How about that AND physical torture? That would certainly be worse.


[/ QUOTE ]

Yes I concede that worse things can be done too him. But is your logic, "well it could be worse, so it's ok" ?

So only doing the absolute worst to him is wrong and everything else is ok?

[ QUOTE ]

if he is using "his connection to God" as a prime cause for committing terrorist acts against others, then it is better that his relationship to God is severed.


[/ QUOTE ]

Yeah maybe, I've thought the same about Bush.

jimdmcevoy
01-29-2005, 01:24 AM
Just to clarify, MMMM brought it to my attention that torture is defined to not include mental stress.

But this was just a miscommunication on my part, I didn't know the correct deffinition of torture. If I could change my title, I would call it, "Are these interrogation tactics justified?" as that is what I meant.

Kevin J
01-29-2005, 01:33 AM
I'm not sure if the content in this article crosses the line or not. But one thing I'm sure of is that you're definition of *torture* is different than mine.

Have you ever seen torture? In my younger days, I've had cops pull worse stuff than this on me.

jimdmcevoy
01-29-2005, 01:46 AM
Please elighten me, I have never heard of abu graib.

MMMMMM
01-29-2005, 10:29 AM
Terrorists/jihadists try to kill innocent Westerners, and you are worried about trampling on their cherished delusions.

Also, your comparison with Bush is silly, and I suspect you know it is an exaggerration at least.

You have also repeatedly taken statements I have made (in this sub-thread) and asked whether that means my logic is (insert some silly extrapolation or moronic reason). NO...when I state something, THAT is what I am saying, not something that is not even necessarily implied. Quit looking behind imaginary doors.

Overall I am now sorry to conclude (perhaps a bit too hastily, but I'm a busy man these days) that discussing things with you will likely be more futile than discussing them with Cyrus. If I'm judging you too soon on this, sorry. It appears your discussions and thinking are overly emotion-driven. Hope I'm wrong on this but people thinking with their emotions instead of their brains is pretty common in politics. At any rate please do have a good life. Thanks for your time.

MMMMMM
01-29-2005, 10:37 AM
[ QUOTE ]
Man wrote:

Quote:
I think that if you eliminate the qualifier "physical" from the definition, you get a closer picture of what we're talking about.


Nice that you get to choose your own defintions.

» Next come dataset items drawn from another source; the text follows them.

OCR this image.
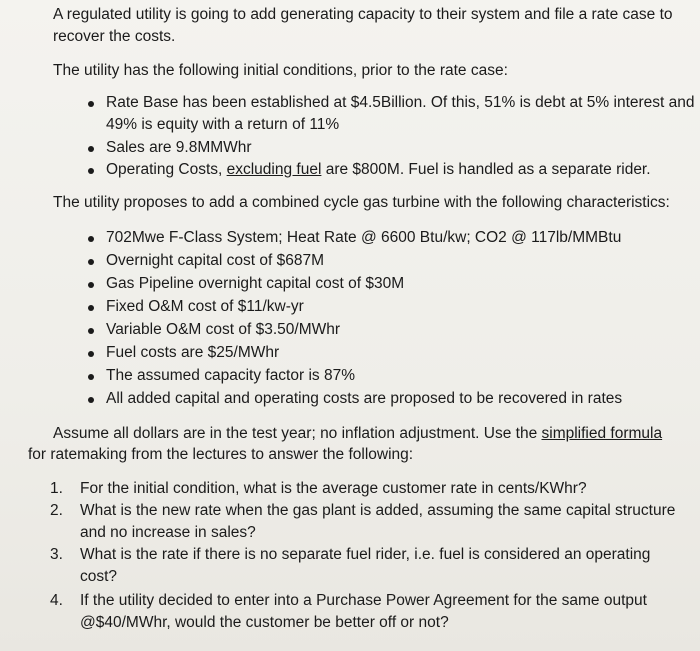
A regulated utility is going to add generating capacity to their system and file a rate case to
recover the costs.
The utility has the following initial conditions, prior to the rate case:
Rate Base has been established at $4.5Billion. Of this, 51% is debt at 5% interest and
49% is equity with a return of 11%
Sales are 9.8MMWhr
Operating Costs, excluding fuel are $800M. Fuel is handled as a separate rider.
The utility proposes to add a combined cycle gas turbine with the following characteristics:
702Mwe F-Class System; Heat Rate @ 6600 Btu/kw; CO2 @ 117lb/MMBtu
Overnight capital cost of $687M
Gas Pipeline overnight capital cost of $30M
Fixed O&M cost of $11/kw-yr
Variable O&M cost of $3.50/MWhr
Fuel costs are $25/MWhr
The assumed capacity factor is 87%
All added capital and operating costs are proposed to be recovered in rates
Assume all dollars are in the test year; no inflation adjustment. Use the simplified formula
for ratemaking from the lectures to answer the following:
1. For the initial condition, what is the average customer rate in cents/KWhr?
2. What is the new rate when the gas plant is added, assuming the same capital structure
and no increase in sales?
3. What is the rate if there is no separate fuel rider, i.e. fuel is considered an operating
cost?
4. If the utility decided to enter into a Purchase Power Agreement for the same output
@$40/MWhr, would the customer be better off or not?
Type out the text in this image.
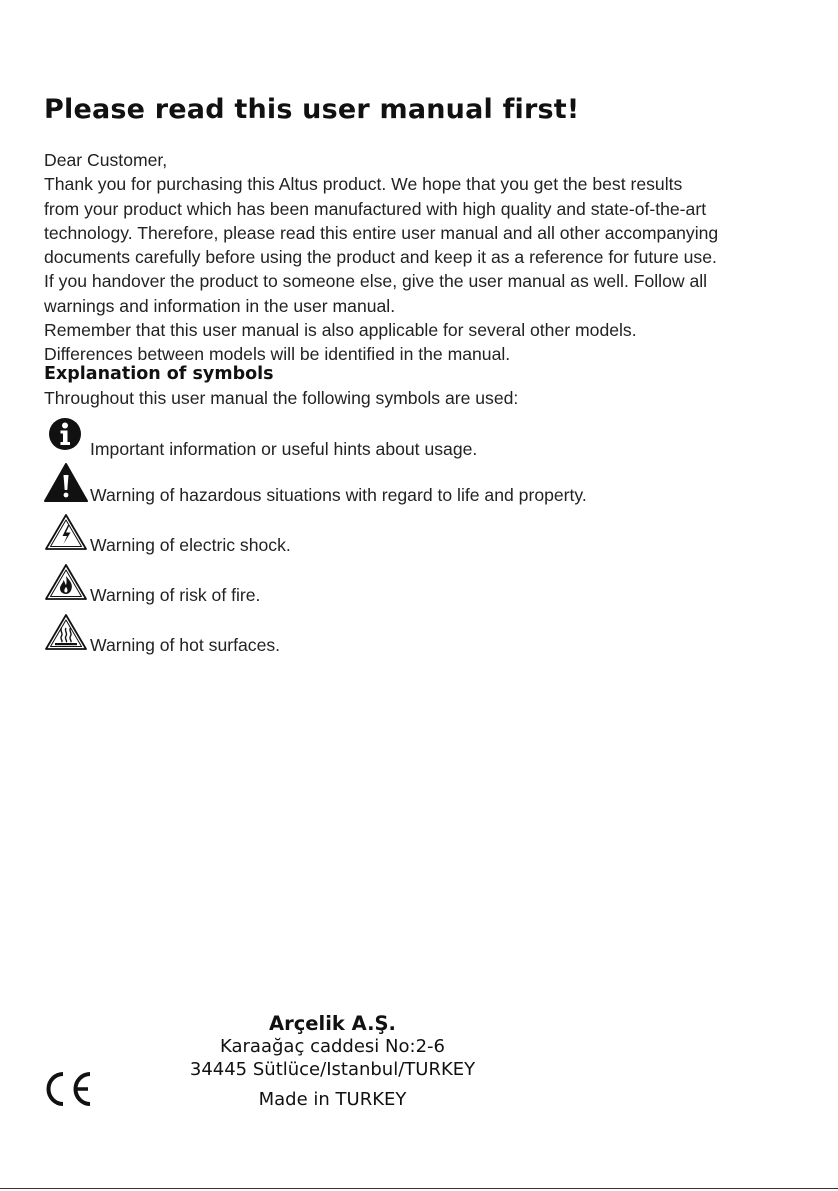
Please read this user manual first!

Dear Customer,

Thank you for purchasing this Altus product. We hope that you get the best results

from your product which has been manufactured with high quality and state-of-the-art

technology. Therefore, please read this entire user manual and all other accompanying

documents carefully before using the product and keep it as a reference for future use.

If you handover the product to someone else, give the user manual as well. Follow all

warnings and information in the user manual.

Remember that this user manual is also applicable for several other models.

Differences between models will be identified in the manual.

Explanation of symbols
Throughout this user manual the following symbols are used:
Important information or useful hints about usage.
Warning of hazardous situations with regard to life and property.
Warning of electric shock.
Warning of risk of fire.
Warning of hot surfaces.
Arçelik A.Ş.
Karaağaç caddesi No:2-6
34445 Sütlüce/Istanbul/TURKEY
Made in TURKEY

How about if we redefine the word man to mean an incoherent nincompoop?


[/ QUOTE ]


Wake UP Call, you clearly belong right around the top of that short list of the Most Intelligent Frequent Posters On The Politics Forum which I posted in another thread. Don't know how I missed it.

jimdmcevoy
01-29-2005, 04:30 PM
You assume he's a terrorist/jihadist?

Well anyway, if you don't have the time then I guess that's that.

MMMMMM
01-29-2005, 05:06 PM
Yes I do assume he is very likely a terrorist/jihadist, and was probably captured in Afghanistan amongst his ta.iban/al Qaeda cronies..

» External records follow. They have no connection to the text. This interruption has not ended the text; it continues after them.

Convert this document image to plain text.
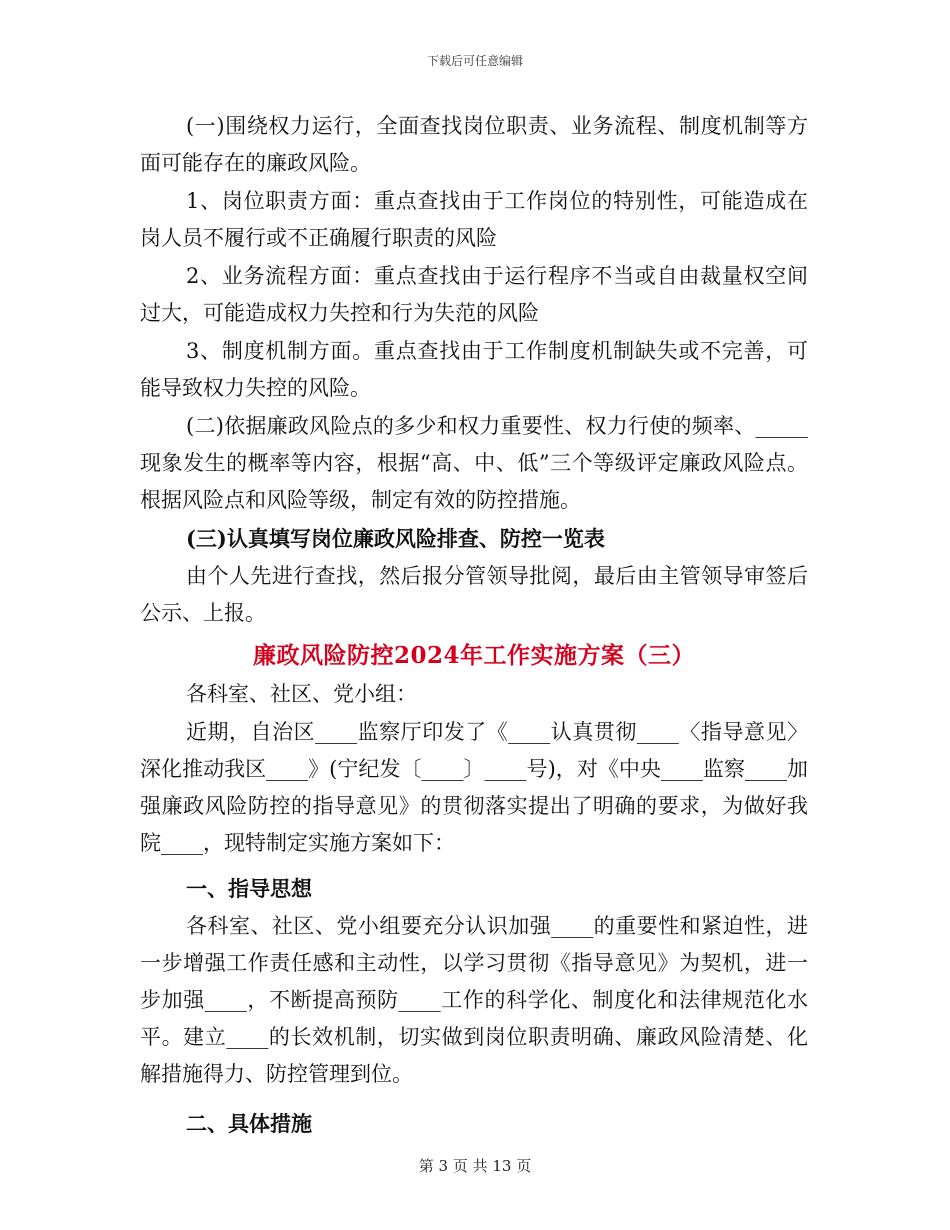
下载后可任意编辑

(一)围绕权力运行，全面查找岗位职责、业务流程、制度机制等方面可能存在的廉政风险。

1、岗位职责方面：重点查找由于工作岗位的特别性，可能造成在岗人员不履行或不正确履行职责的风险

2、业务流程方面：重点查找由于运行程序不当或自由裁量权空间过大，可能造成权力失控和行为失范的风险

3、制度机制方面。重点查找由于工作制度机制缺失或不完善，可能导致权力失控的风险。

(二)依据廉政风险点的多少和权力重要性、权力行使的频率、_____现象发生的概率等内容，根据“高、中、低”三个等级评定廉政风险点。根据风险点和风险等级，制定有效的防控措施。

(三)认真填写岗位廉政风险排查、防控一览表

由个人先进行查找，然后报分管领导批阅，最后由主管领导审签后公示、上报。

廉政风险防控2024年工作实施方案（三）

各科室、社区、党小组：

近期，自治区____监察厅印发了《____认真贯彻____〈指导意见〉深化推动我区____》(宁纪发〔____〕____号)，对《中央____监察____加强廉政风险防控的指导意见》的贯彻落实提出了明确的要求，为做好我院____，现特制定实施方案如下：

一、指导思想

各科室、社区、党小组要充分认识加强____的重要性和紧迫性，进一步增强工作责任感和主动性，以学习贯彻《指导意见》为契机，进一步加强____，不断提高预防____工作的科学化、制度化和法律规范化水平。建立____的长效机制，切实做到岗位职责明确、廉政风险清楚、化解措施得力、防控管理到位。

二、具体措施

第 3 页 共 13 页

Also, sorry for the tone. I just took exception to your questions extending my statements beyond what I had written.

jimdmcevoy
01-29-2005, 05:18 PM
[ QUOTE ]

Also, sorry for the tone. I just took exception to your questions extending my statements beyond what I had written.


[/ QUOTE ]

No worries, it's just that you seem to make statements that have no direct connection to the subject, so I try to guess what you are implying.

Felix_Nietsche
01-29-2005, 05:44 PM
Rubbing red ink on someone's face and telling them it is blood is not torture..... I call it head games.

Playing head games with prisoners, to encourage them to cooperate is OK with me. Many of these prisoners are responsible carry out brutal attrocities under the Taliban regime. One of the prisioners who the USA released, due to lack of evidence, murdered six Chinese road workers when he returned to Pakistan. Maybe if they rubbed some ink on his face, those 6 China men would still be alive.

If one starts crying because they rub ink on his face. Two words come to mind. F***ing P***y.

jimdmcevoy
01-29-2005, 06:51 PM
[ QUOTE ]

Many of these prisoners are responsible carry out brutal attrocities under the Taliban regime.


[/ QUOTE ]

I'm just curious here, how many? And what is your source?